Though victims of a faint are confused and distressed when they first come round (a fact those planning such a scene should bear in mind), recovery is usually rapid and complete, and an occasional faint in everyday life is regarded as medically insignificant. The biggest danger is striking the head while falling, easily avoided in a planned scene. Provided a normal air supply is immediately restored (which of course it should be), the loss of consciousness is temporary. According to medical sources, the brain can withstand three minutes of oxygen deprivation before serious damage occurs, but opponents of BC argue that cumulative brain damage can result from repeated forced unconsciousness.

It’s well known that low level or repeated oxygen deprivation (from, say, high altitudes or in certain medical syndromes where patients’ breathing ceases intermittently during sleep) can cause brain damage. Hypoxia destroys neurons (brain cells), which in adults are the only cells in the body that can’t be replaced. Wiseman has cited the case of a judo instructor who may have been brain-damaged by frequent sessions as a demonstration model for the carotid strangulation techniques traditional in his sport. Checkmate’s consultant Tattoodoc points out that the cerebral cortex is the most demanding of oxygen, so hypoxia ‘affects the highest centers of the brain first’.

To get this in perspective, we have many billions of neurons and the brain can work with much fewer than its natural endowment. They are destroyed all the time by ageing, alcohol and other drugs, blows to the head and so on. It might be rational to decide to ‘spend’ some of our generous but finite supply on activities we enjoy, but spend carefully.

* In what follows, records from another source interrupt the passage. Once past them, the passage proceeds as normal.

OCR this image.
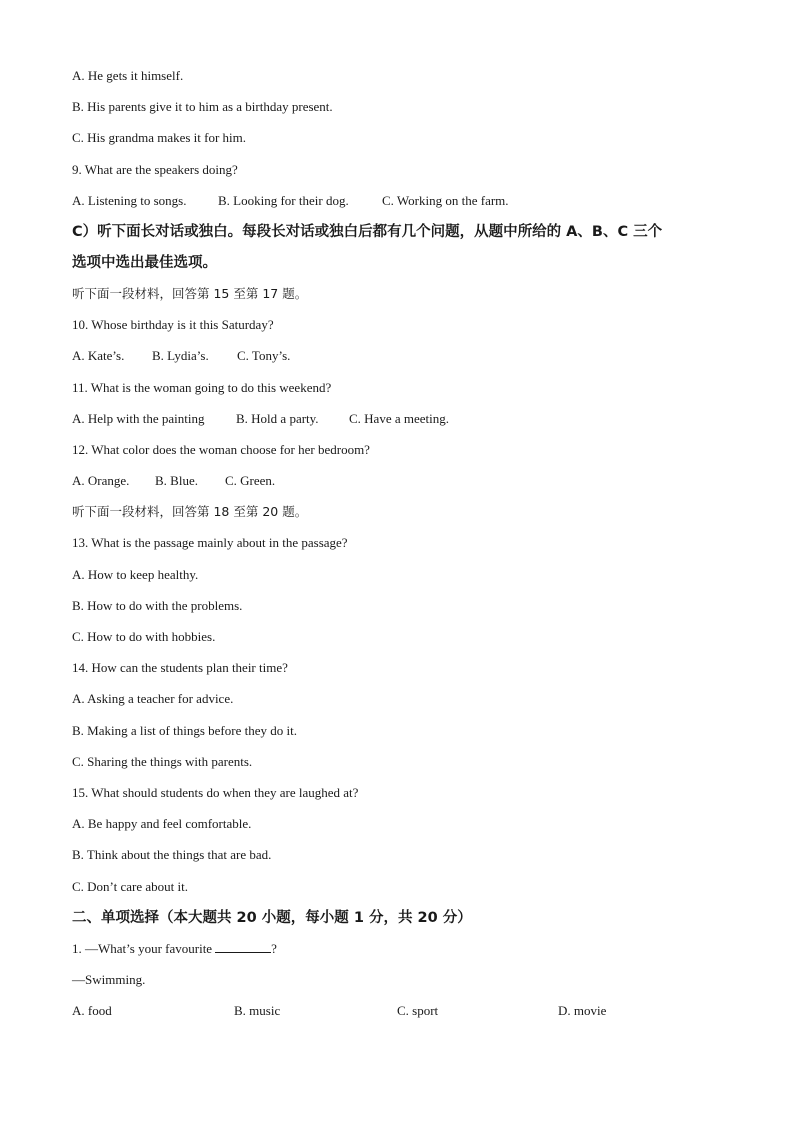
A. He gets it himself.
B. His parents give it to him as a birthday present.
C. His grandma makes it for him.
9. What are the speakers doing?
A. Listening to songs.	B. Looking for their dog.	C. Working on the farm.
C）听下面长对话或独白。每段长对话或独白后都有几个问题，从题中所给的 A、B、C 三个
选项中选出最佳选项。
听下面一段材料，回答第 15 至第 17 题。
10. Whose birthday is it this Saturday?
A. Kate’s.	B. Lydia’s.	C. Tony’s.
11. What is the woman going to do this weekend?
A. Help with the painting	B. Hold a party.	C. Have a meeting.
12. What color does the woman choose for her bedroom?
A. Orange.	B. Blue.	C. Green.
听下面一段材料，回答第 18 至第 20 题。
13. What is the passage mainly about in the passage?
A. How to keep healthy.
B. How to do with the problems.
C. How to do with hobbies.
14. How can the students plan their time?
A. Asking a teacher for advice.
B. Making a list of things before they do it.
C. Sharing the things with parents.
15. What should students do when they are laughed at?
A. Be happy and feel comfortable.
B. Think about the things that are bad.
C. Don’t care about it.
二、单项选择（本大题共 20 小题，每小题 1 分，共 20 分）
1. —What’s your favourite	?
—Swimming.
A. food	B. music	C. sport	D. movie
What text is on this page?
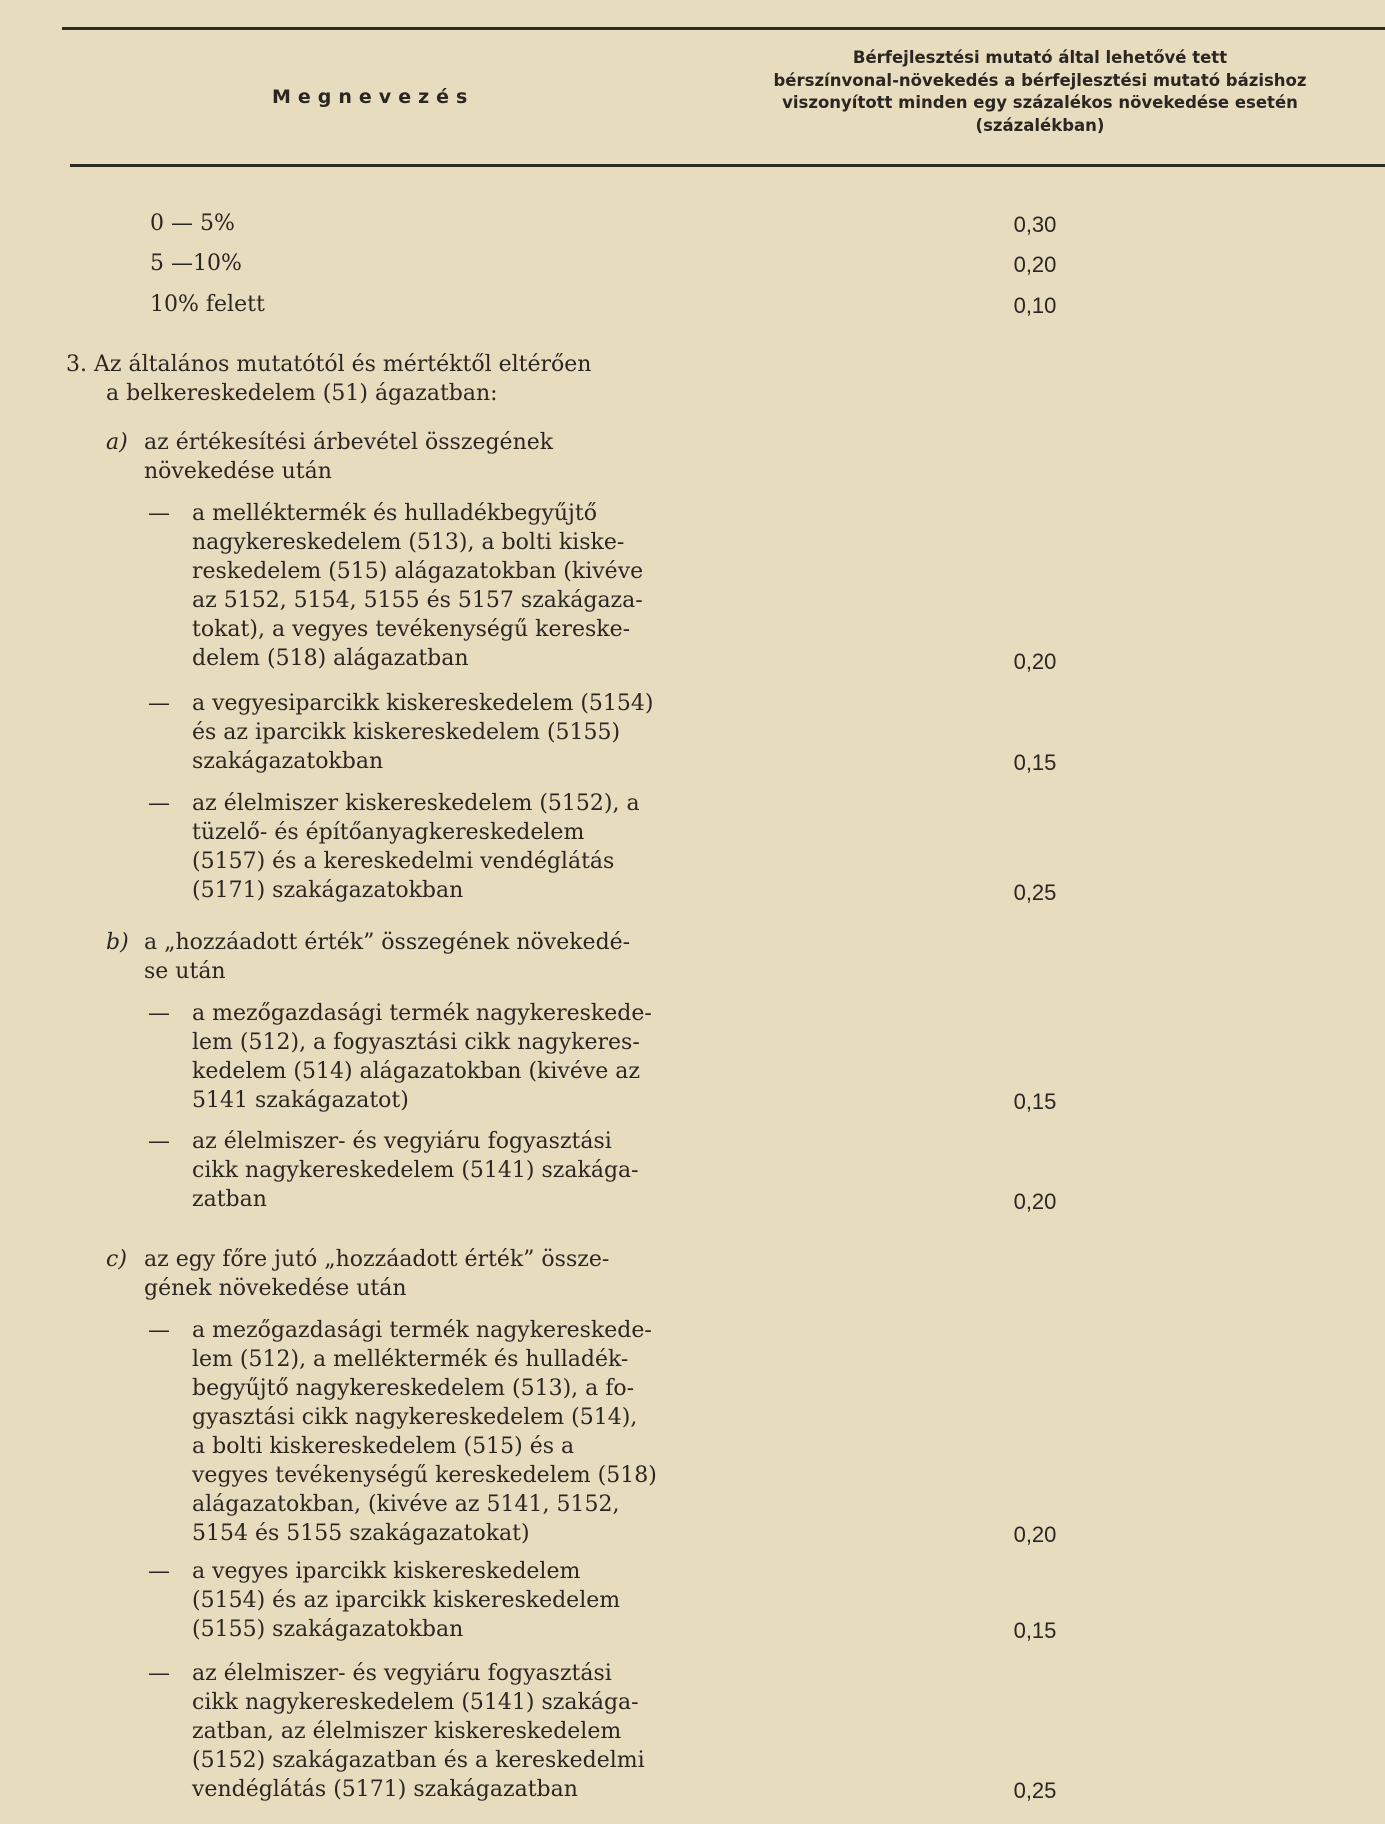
Megnevezés
Bérfejlesztési mutató által lehetővé tett
bérszínvonal-növekedés a bérfejlesztési mutató bázishoz
viszonyított minden egy százalékos növekedése esetén
(százalékban)
0 — 5%	0,30
5 —10%	0,20
10% felett	0,10
3. Az általános mutatótól és mértéktől eltérően
a belkereskedelem (51) ágazatban:
a) az értékesítési árbevétel összegének
növekedése után
— a melléktermék és hulladékbegyűjtő
nagykereskedelem (513), a bolti kiske-
reskedelem (515) alágazatokban (kivéve
az 5152, 5154, 5155 és 5157 szakágaza-
tokat), a vegyes tevékenységű kereske-
delem (518) alágazatban	0,20
— a vegyesiparcikk kiskereskedelem (5154)
és az iparcikk kiskereskedelem (5155)
szakágazatokban	0,15
— az élelmiszer kiskereskedelem (5152), a
tüzelő- és építőanyagkereskedelem
(5157) és a kereskedelmi vendéglátás
(5171) szakágazatokban	0,25
b) a „hozzáadott érték” összegének növekedé-
se után
— a mezőgazdasági termék nagykereskede-
lem (512), a fogyasztási cikk nagykeres-
kedelem (514) alágazatokban (kivéve az
5141 szakágazatot)	0,15
— az élelmiszer- és vegyiáru fogyasztási
cikk nagykereskedelem (5141) szakága-
zatban	0,20
c) az egy főre jutó „hozzáadott érték” össze-
gének növekedése után
— a mezőgazdasági termék nagykereskede-
lem (512), a melléktermék és hulladék-
begyűjtő nagykereskedelem (513), a fo-
gyasztási cikk nagykereskedelem (514),
a bolti kiskereskedelem (515) és a
vegyes tevékenységű kereskedelem (518)
alágazatokban, (kivéve az 5141, 5152,
5154 és 5155 szakágazatokat)	0,20
— a vegyes iparcikk kiskereskedelem
(5154) és az iparcikk kiskereskedelem
(5155) szakágazatokban	0,15
— az élelmiszer- és vegyiáru fogyasztási
cikk nagykereskedelem (5141) szakága-
zatban, az élelmiszer kiskereskedelem
(5152) szakágazatban és a kereskedelmi
vendéglátás (5171) szakágazatban	0,25
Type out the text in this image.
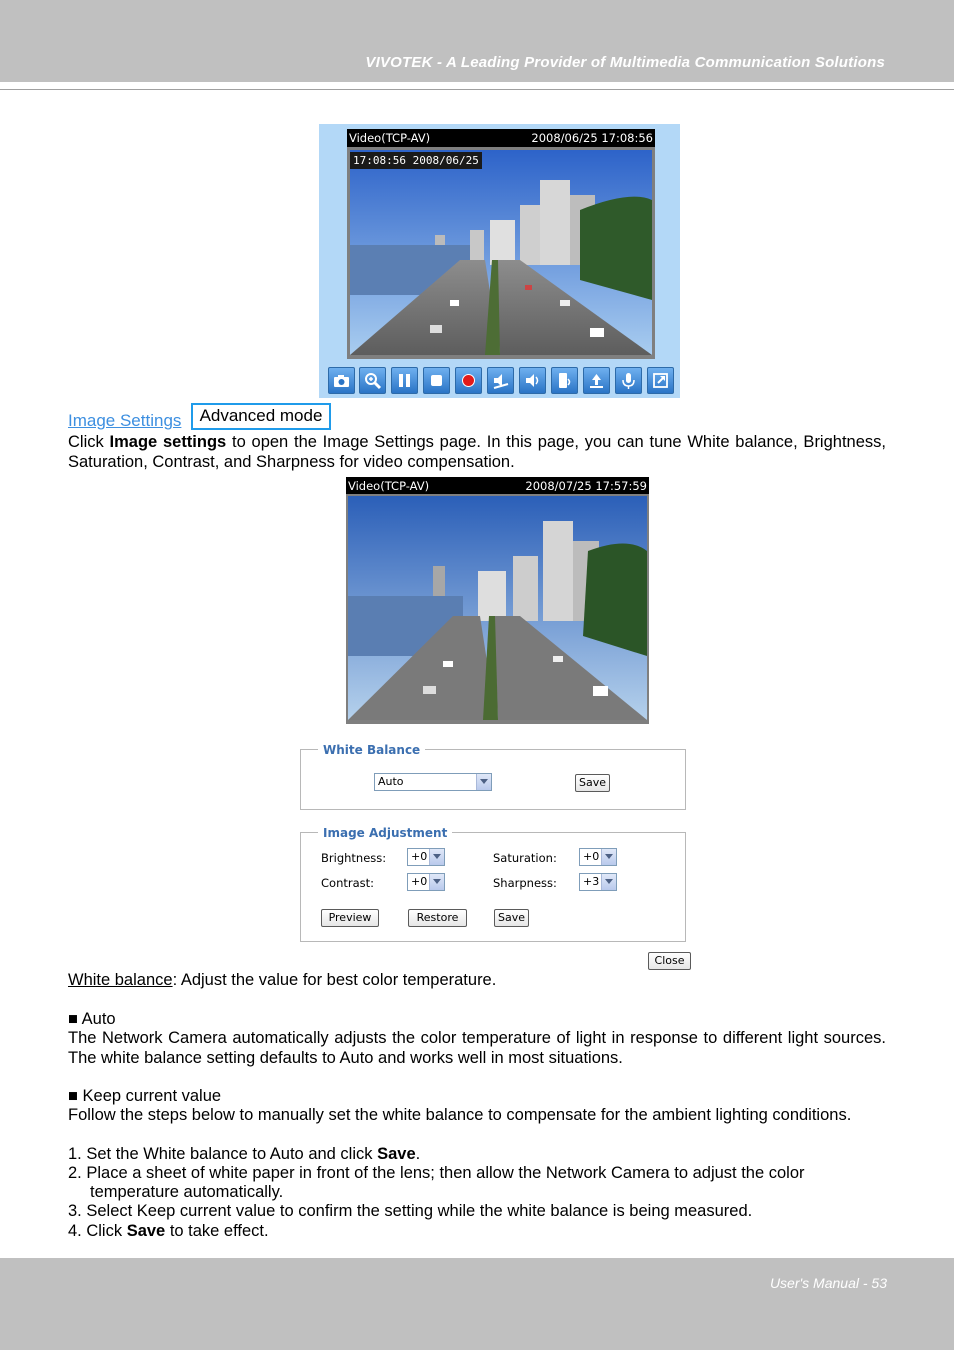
VIVOTEK - A Leading Provider of Multimedia Communication Solutions
Video(TCP-AV)	2008/06/25 17:08:56
17:08:56 2008/06/25
Image Settings	Advanced mode

Click Image settings to open the Image Settings page. In this page, you can tune White balance, Brightness, Saturation, Contrast, and Sharpness for video compensation.

Video(TCP-AV)	2008/07/25 17:57:59
White Balance
Auto	Save
Image Adjustment
Brightness:	+0	Saturation:	+0
Contrast:	+0	Sharpness:	+3
Preview	Restore	Save
Close

White balance: Adjust the value for best color temperature.

■ Auto

The Network Camera automatically adjusts the color temperature of light in response to different light sources. The white balance setting defaults to Auto and works well in most situations.

■ Keep current value

Follow the steps below to manually set the white balance to compensate for the ambient lighting conditions.

1. Set the White balance to Auto and click Save.

2. Place a sheet of white paper in front of the lens; then allow the Network Camera to adjust the color

temperature automatically.

3. Select Keep current value to confirm the setting while the white balance is being measured.

4. Click Save to take effect.

User's Manual - 53
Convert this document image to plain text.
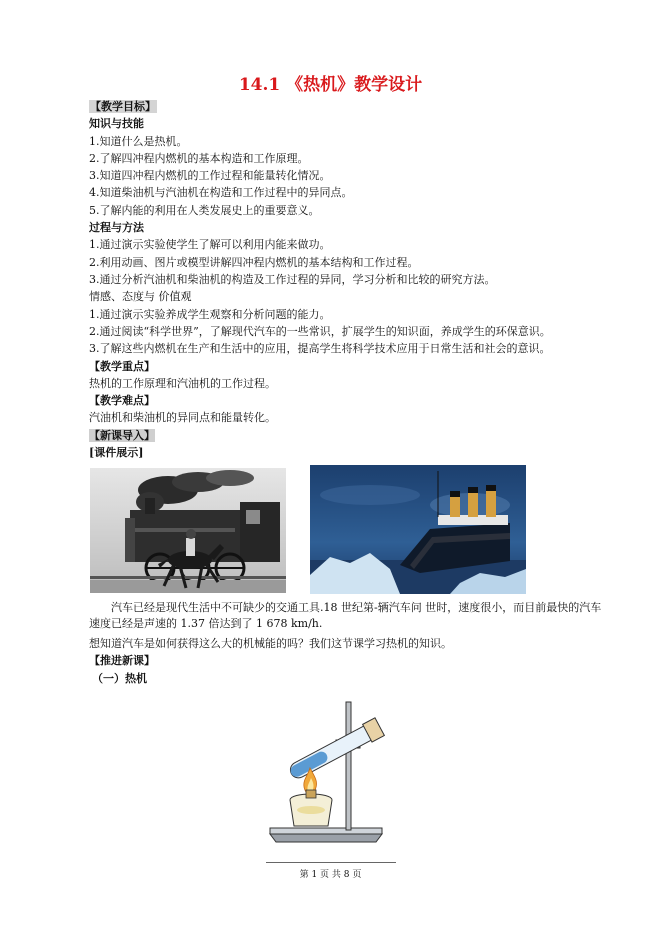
14.1 《热机》教学设计
【教学目标】
知识与技能
1.知道什么是热机。
2.了解四冲程内燃机的基本构造和工作原理。
3.知道四冲程内燃机的工作过程和能量转化情况。
4.知道柴油机与汽油机在构造和工作过程中的异同点。
5.了解内能的利用在人类发展史上的重要意义。
过程与方法
1.通过演示实验使学生了解可以利用内能来做功。
2.利用动画、图片或模型讲解四冲程内燃机的基本结构和工作过程。
3.通过分析汽油机和柴油机的构造及工作过程的异同，学习分析和比较的研究方法。
情感、态度与 价值观
1.通过演示实验养成学生观察和分析问题的能力。
2.通过阅读“科学世界”，了解现代汽车的一些常识，扩展学生的知识面，养成学生的环保意识。
3.了解这些内燃机在生产和生活中的应用，提高学生将科学技术应用于日常生活和社会的意识。
【教学重点】
热机的工作原理和汽油机的工作过程。
【教学难点】
汽油机和柴油机的异同点和能量转化。
【新课导入】
[课件展示]
汽车已经是现代生活中不可缺少的交通工具.18 世纪第-辆汽车问 世时，速度很小，而目前最快的汽车速度已经是声速的 1.37 倍达到了 1 678 km/h.
想知道汽车是如何获得这么大的机械能的吗？我们这节课学习热机的知识。
【推进新课】
（一）热机
第 1 页 共 8 页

Like anything else in SM, sensible play requires a calculation of risks against pleasures, and the minimizing of whatever risks you can. For example, some BC enthusiasts report that a second attempt at causing unconsciousness during a session requires a much longer period of oxygen deprivation, which increases the danger time for neurons, and is also not so satisfying. Rationing the amount of this sort of play to special occasions with substantial gaps in between might be advisable both in terms of brain conservation and pleasure!

And given the dangers, it’s worth asking yourself how far you actually need to go, and if you would be satisfied with Tanith Tyrr’s advice (1996) to ‘play it out as a fantasy or fetish, talk up the verbal aspects a lot, and go light on the actual doing of the deed.’ The idea of breath control is scary enough and a little may go a long way in the context of a well-played mind game. If you play heavier, treat the practical safety aspects with extra-deadly seriousness, and seriously consider a course in first aid and CPR, which if anything does go wrong may increase your chances at least slightly.

Even Wiseman doesn’t demand people stop playing with BC, just that they be aware of what he sees as the neglected dangers. The fact remains that for some people asphyxiation is a compelling fascination and they are going to experiment anyway. Squicked hysteria and blanket bans stifle the discussion, and increase the chances of some poor lonely pervert enjoying a rather-too-ultimate orgasm.